Growing up in a happy middle-class home in Surrey, Emily Hunter Gordon, now 25, had every advantage and everything to look forward to.
Her parents, although divorced, were loving and sent her to the best private schools they could afford, all while ensuring she never wanted for anything.
Yet by the age of 12, Hunter Gordon was a regular cannabis user and swiftly descended into drug addiction, first attending rehab at the age of 16.
Later, she became addicted to dangerous meow meow, a drug that has been linked to more than 200 British deaths, and stole from her mother in a bid to pay for drugs.
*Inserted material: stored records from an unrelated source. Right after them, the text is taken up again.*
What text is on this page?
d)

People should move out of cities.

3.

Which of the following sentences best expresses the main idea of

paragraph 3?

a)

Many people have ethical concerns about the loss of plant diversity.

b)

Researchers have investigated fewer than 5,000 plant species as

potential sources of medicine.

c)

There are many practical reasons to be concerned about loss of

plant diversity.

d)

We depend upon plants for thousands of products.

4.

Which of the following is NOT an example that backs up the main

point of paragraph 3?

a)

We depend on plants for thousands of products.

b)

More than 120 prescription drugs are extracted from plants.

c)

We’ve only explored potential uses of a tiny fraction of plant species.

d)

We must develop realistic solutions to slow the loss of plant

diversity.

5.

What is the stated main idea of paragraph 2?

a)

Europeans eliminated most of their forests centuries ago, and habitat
Now clean and mother to a two-year-old son, the 25-year-old says that while getting off drugs was hard, rebuilding her relationship with her mother has been even tougher.
‘My parents are separated but it was amicable,’ says Hunter Gordon of her ‘happy, middle class’ childhood.
‘They split up when I was two but there was never any fights. I’d see my father once or twice during the week and every other weekend. Life at home was fine. I knew I was loved and I knew I was cared for.’
But school was a very different story. ‘I never felt like I fitted in,’ she explains. ‘Back then, I really struggled to make friends.I was really lonely and felt like I was flitting from person to person.’
Aged eight, she fell victim to bullies who taunted her about her looks and left her feeling totally worthless.